Я хотела, чтобы он понял то, что я теперь считала за истину. Хотя я не смогла понять, что он сломал руку, в самом переломе не было ничего плохого. Можно быть одновременно и сломанным, и невероятно сильным.
Как бы нас что-то ни ранило, это место может срастись, сделав нас более цельными, чем мы когда-либо могли себе это представить. Но только если мы готовы признать наличие повреждений и заняться ими.
«Круто, – с радостным возбуждением сказал сын. – А новая рука будет такой же сильной, как роботизированная у Дарта Вейдера?»
Педиатр избавил меня от необходимости отвечать на этот вопрос, принявшись давать последние указания и объяснять, как правильно просовывать гипс в повязку.
Я посмотрела на своего сына, восхищаясь его суровым с виду гипсом и думая о том, какой урок из всего случившегося он извлечет. Мои болезни принесли мне столько откровений. Я не могу даже предположить, кем бы я была без этих знаний.
На самом деле для меня было пыткой вспоминать об окончании нами мединститута, осознавать тот факт, что мы думали, будто находимся на пике познания, воображали, что закончили свою подготовку. Какое-то время мы убеждали себя, что выполняем роль защитников на краю утеса. Мы были столь заносчивыми и самоуверенными, ни на секунду не сомневались, что сможем изменить мир. Мы не имели ни малейшего понятия о тонкостях, нюансах медицины, о смысле страданий или утешения, которое мы будем искать где-то в затемненных уголках между истинами. Мы и понятия не имели, сколько еще всего нам нужно будет усвоить, созерцая бездну. Насколько близко нам нужно будет почувствовать тот мрак, с которым сталкиваются наши пациенты, чтобы хотя бы начать надеяться на сотрудничество с ними. Насколько сильно мы нуждались друг в друге.Мы были плохо подготовлены для того, чтобы быть врачами для наших пациентов.

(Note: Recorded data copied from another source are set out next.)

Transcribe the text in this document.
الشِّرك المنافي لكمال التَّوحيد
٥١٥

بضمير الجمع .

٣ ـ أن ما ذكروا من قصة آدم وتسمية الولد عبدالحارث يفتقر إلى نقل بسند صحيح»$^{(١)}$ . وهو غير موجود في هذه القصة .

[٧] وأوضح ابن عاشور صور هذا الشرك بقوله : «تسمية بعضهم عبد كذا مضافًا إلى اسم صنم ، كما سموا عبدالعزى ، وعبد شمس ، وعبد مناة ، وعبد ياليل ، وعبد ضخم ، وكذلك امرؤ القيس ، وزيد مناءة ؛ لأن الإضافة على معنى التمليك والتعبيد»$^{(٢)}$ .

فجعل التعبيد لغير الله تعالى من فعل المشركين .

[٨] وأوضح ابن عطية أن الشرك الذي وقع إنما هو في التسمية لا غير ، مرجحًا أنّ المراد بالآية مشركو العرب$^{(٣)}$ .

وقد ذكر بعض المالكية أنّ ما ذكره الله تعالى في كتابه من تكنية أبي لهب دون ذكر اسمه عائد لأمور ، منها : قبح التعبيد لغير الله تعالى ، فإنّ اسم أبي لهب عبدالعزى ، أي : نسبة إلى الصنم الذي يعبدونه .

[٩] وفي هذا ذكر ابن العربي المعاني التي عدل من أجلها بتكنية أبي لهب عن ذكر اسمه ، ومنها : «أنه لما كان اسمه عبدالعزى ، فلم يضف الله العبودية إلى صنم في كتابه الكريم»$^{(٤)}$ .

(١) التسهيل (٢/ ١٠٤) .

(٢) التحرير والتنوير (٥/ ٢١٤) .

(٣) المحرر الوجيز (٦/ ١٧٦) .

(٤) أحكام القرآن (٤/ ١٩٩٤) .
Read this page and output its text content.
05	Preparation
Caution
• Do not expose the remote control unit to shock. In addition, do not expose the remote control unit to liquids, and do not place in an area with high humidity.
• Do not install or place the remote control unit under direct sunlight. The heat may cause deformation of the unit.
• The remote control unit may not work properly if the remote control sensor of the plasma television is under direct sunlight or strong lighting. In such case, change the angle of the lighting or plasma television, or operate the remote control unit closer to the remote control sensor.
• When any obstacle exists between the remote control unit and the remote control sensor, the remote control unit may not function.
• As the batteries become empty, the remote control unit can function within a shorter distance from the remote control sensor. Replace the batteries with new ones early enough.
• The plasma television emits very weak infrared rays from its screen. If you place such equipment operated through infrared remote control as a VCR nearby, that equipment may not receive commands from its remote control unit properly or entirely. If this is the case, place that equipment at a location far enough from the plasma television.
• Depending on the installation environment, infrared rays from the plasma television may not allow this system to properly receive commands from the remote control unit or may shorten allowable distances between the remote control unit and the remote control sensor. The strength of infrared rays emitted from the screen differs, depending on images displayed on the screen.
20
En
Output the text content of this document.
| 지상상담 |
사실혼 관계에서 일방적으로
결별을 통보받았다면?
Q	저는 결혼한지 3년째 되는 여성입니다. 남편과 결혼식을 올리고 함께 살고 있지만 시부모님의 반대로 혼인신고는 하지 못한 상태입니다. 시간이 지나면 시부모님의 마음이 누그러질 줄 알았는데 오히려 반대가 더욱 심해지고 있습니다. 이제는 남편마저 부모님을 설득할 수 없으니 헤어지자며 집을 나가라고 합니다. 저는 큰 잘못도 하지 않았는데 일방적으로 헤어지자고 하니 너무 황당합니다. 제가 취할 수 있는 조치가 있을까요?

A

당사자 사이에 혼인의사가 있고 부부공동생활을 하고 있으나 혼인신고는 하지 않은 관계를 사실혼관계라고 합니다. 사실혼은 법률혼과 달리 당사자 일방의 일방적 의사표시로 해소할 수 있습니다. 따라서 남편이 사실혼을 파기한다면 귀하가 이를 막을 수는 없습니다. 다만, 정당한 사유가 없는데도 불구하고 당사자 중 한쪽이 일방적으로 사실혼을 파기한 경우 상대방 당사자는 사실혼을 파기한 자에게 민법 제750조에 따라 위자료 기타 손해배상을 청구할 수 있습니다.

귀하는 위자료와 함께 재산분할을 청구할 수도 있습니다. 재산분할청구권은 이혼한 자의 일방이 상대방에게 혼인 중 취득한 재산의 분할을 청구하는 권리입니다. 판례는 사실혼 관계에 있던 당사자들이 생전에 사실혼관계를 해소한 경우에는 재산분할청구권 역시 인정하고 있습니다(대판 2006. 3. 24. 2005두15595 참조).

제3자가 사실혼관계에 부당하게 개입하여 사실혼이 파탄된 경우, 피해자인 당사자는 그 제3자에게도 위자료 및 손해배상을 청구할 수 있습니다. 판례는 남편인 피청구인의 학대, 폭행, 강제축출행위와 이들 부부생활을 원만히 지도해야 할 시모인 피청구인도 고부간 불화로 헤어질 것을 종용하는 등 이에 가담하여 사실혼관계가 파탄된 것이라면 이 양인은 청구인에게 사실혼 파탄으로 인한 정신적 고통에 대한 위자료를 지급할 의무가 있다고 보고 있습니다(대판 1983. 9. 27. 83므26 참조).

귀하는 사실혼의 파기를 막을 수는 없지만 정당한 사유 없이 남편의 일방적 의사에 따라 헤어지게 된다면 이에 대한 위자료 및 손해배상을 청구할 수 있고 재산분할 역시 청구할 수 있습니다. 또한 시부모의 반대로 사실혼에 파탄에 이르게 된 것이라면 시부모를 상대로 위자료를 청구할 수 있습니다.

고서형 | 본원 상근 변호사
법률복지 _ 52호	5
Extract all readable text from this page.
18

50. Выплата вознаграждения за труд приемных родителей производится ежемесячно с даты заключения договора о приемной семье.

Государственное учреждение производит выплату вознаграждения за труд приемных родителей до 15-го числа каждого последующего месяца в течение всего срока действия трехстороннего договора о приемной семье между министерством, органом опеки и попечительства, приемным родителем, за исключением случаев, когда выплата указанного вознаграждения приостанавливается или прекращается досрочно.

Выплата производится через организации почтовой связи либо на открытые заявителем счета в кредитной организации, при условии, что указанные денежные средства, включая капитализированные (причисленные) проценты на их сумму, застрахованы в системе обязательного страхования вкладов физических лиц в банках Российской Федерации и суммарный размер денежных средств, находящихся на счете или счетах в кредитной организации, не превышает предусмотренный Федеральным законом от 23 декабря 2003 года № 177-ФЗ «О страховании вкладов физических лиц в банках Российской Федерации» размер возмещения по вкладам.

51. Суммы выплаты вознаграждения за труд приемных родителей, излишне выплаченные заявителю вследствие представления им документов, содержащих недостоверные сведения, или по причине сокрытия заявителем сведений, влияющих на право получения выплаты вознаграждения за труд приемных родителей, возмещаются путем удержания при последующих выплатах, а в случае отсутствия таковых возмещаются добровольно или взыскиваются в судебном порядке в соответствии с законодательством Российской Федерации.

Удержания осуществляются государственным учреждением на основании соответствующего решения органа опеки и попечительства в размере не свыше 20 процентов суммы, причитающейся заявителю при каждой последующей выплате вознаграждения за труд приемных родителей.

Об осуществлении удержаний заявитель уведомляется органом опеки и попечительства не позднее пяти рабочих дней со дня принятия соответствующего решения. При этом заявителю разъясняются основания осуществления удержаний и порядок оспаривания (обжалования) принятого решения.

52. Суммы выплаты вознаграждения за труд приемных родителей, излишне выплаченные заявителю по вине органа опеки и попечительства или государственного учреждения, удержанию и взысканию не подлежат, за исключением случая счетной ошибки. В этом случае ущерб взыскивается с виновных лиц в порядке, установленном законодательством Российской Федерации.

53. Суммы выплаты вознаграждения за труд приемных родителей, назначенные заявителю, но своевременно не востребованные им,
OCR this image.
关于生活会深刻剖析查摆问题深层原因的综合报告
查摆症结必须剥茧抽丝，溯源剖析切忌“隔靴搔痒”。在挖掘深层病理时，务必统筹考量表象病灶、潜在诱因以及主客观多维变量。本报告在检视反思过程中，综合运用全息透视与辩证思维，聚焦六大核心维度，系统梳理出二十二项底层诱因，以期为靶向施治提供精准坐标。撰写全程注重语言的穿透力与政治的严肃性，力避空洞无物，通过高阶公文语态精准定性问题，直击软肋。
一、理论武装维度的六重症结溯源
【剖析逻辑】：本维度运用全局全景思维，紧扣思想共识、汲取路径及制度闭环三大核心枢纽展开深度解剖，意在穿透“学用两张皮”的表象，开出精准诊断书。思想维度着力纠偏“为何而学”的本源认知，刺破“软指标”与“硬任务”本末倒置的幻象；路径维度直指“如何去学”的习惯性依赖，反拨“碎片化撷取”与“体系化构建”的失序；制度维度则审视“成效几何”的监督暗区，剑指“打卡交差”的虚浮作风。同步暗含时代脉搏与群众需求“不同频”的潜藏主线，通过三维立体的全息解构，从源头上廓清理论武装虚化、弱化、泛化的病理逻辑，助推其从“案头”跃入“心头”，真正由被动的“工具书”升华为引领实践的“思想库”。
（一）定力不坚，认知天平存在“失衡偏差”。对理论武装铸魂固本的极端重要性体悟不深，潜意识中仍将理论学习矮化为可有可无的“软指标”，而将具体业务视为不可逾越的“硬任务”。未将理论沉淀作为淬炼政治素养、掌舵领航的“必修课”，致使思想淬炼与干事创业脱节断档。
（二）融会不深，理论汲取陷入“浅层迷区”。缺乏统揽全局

Возможно, тот факт, что мне нужно было стать пациентом, чтобы увидеть трещины в нашем фасаде, не говорит обо мне ничего хорошего. Неужели мне недоставало эмпатии или проницательности, чтобы понять масштаб окружающих меня повсюду страданий, пока они не затронули меня напрямую? Возможно и так. Однако это идет вразрез с тем, каким человеком я себе считаю. Ближе к правде было бы сказать, что вина за это не лежит всецело на мне. Я пришла в медицину с открытым сердцем, однако в процессе подготовки меня каким-то образом научили его отгораживать. Нас всех этому научили. Нам всем в явном и неявном виде вдалбливали, насколько важно сохранять дистанцию и невозмутимость.
Нам не просто говорили, что это станет спасением для нас самих: нас убеждали, будто если мы не найдем в себе силы этого добиться, то непременно убьем тех, кого были призваны защищать. Нас заверяли, что наши чувства были прямой угрозой для наших пациентов. Что невозможно проводить осмотр, ставить диагнозы и лечить пациентов, если мы позволим себе что-то чувствовать, когда они умирают у нас на глазах, когда с ужасом узнают о своем раке у нас в кабинете, а также теряют из-за болезни человеческое достоинство.
Вполне возможно чувствовать чью-то боль, признавать страдания других людей, держать их за руку, поддерживать их своим присутствием, не истощая при этом себя, не теряя критического мышления. Но только при условии, что мы будем откровенны по поводу своих чувств. Врачи подвержены все тем же эмоциям, что и любые другие люди: они подвластны гордости и отрицанию, чувству вины и стыда, которые мешают нам здраво мыслить. Нас просто научили верить, будто мы в силах их преодолеть. С эмоциями, которые мы признали, всегда можно разобраться, однако те, существование которых мы отрицаем, всегда будут всплывать на поверхность. Позволять своим чувствам проявляться, несмотря на то, что нас учили их отвергать – это не эгоизм, это необходимость. Как для нас самих, так и для наших пациентов.
Когда вокруг царят хаос и неопределенность, когда нас окутывает темная пелена мрака, что может быть более ценным, чем поддержка человека, которому уже доводилось видеть этот мрак, который может начертить путь к свету, который может стать нашими глазами, пока мы спотыкаемся в темноте?
Когда мы позволяем нашим человеческим каналам взаимодействия оставаться открытыми, мы лучше понимаем чужие эмоции, потому что отважно сталкиваемся ликом к лицу со своими собственными. Только тогда мы можем увидеть, где в нас нуждаются больше всего, куда приложить свои знания и опыт. Только тогда мы можем помочь друг другу пережить бурю. Только тогда мы можем понять, насколько важно наше присутствие во время этой бури.